Experiments to address uncertainty in Quality Estimation
- Python 2.7
- Numpy
- Matplotlib
- scikit-learn (for SVMs)
- GPy (warped_gp_fixes branch in beckdaniel's fork)
3 datasets:
- WMT14 English-Spanish
- EAMT11 English-Spanish
- EAMT11 French-English
Features are the 17 baseline Quest features. Response variables are post-editing time per word (check Graham(2015), ACL).
For each dataset, we perform experiments using the following ML models:
- SVM + Bagging
- GP RBF Kernel Isotropic
- GP RBF Kernel ARD
- GP Matern32 Kernel ARD
- Warped GP Matern32 Kernel ARD
Intrinsic evaluation is made using the following metrics:
- NLPD (only available for GPs)
- MAE
- MSE
- Pearson's correlation measure (check Graham(2015), ACL)
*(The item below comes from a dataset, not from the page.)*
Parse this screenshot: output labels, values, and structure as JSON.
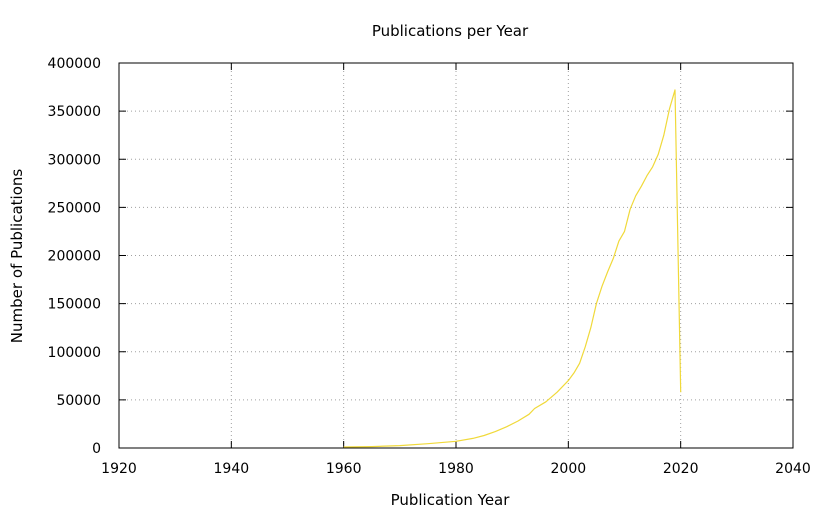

Extrinsic evaluation is made using the following tasks:
- Reject option setting
- Active learning setting
- ?
Everything is done via cross-validation (5 folds as default but this can be changed).
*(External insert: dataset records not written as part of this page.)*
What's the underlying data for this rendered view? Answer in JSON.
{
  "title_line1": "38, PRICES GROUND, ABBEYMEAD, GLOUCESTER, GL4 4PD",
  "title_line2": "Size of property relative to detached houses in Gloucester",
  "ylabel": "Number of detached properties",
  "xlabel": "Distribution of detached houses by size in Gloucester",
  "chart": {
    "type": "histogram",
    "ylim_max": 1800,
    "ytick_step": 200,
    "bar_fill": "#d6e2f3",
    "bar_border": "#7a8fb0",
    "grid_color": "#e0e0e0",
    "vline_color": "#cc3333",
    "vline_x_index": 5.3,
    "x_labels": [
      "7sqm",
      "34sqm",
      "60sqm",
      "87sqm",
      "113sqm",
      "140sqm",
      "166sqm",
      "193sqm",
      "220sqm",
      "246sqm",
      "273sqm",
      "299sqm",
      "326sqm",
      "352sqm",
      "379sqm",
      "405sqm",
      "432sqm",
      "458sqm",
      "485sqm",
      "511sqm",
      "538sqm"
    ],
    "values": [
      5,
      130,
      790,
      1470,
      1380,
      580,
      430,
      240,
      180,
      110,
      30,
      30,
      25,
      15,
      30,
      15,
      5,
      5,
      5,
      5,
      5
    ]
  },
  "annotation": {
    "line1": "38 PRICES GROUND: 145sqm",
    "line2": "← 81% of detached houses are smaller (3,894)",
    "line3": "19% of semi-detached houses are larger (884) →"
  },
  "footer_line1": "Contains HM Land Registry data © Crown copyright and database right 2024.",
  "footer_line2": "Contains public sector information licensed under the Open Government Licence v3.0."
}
Main idea: ignore predicitons with high uncertainty (variance). We plot curves measuring intrinsic metrics (Pearson's?) according to the top N% most confident predictions. Ideal curves should be monotonic.
The setting is similar to Beck et al. (2013, ACL). Start with a small (default: 50) set, measure error (Pearson's?) on test set and use active learning to incrementally increase the size of the training set. Error should eventually reach a plateau with very few sentences. An oracle setting is also available.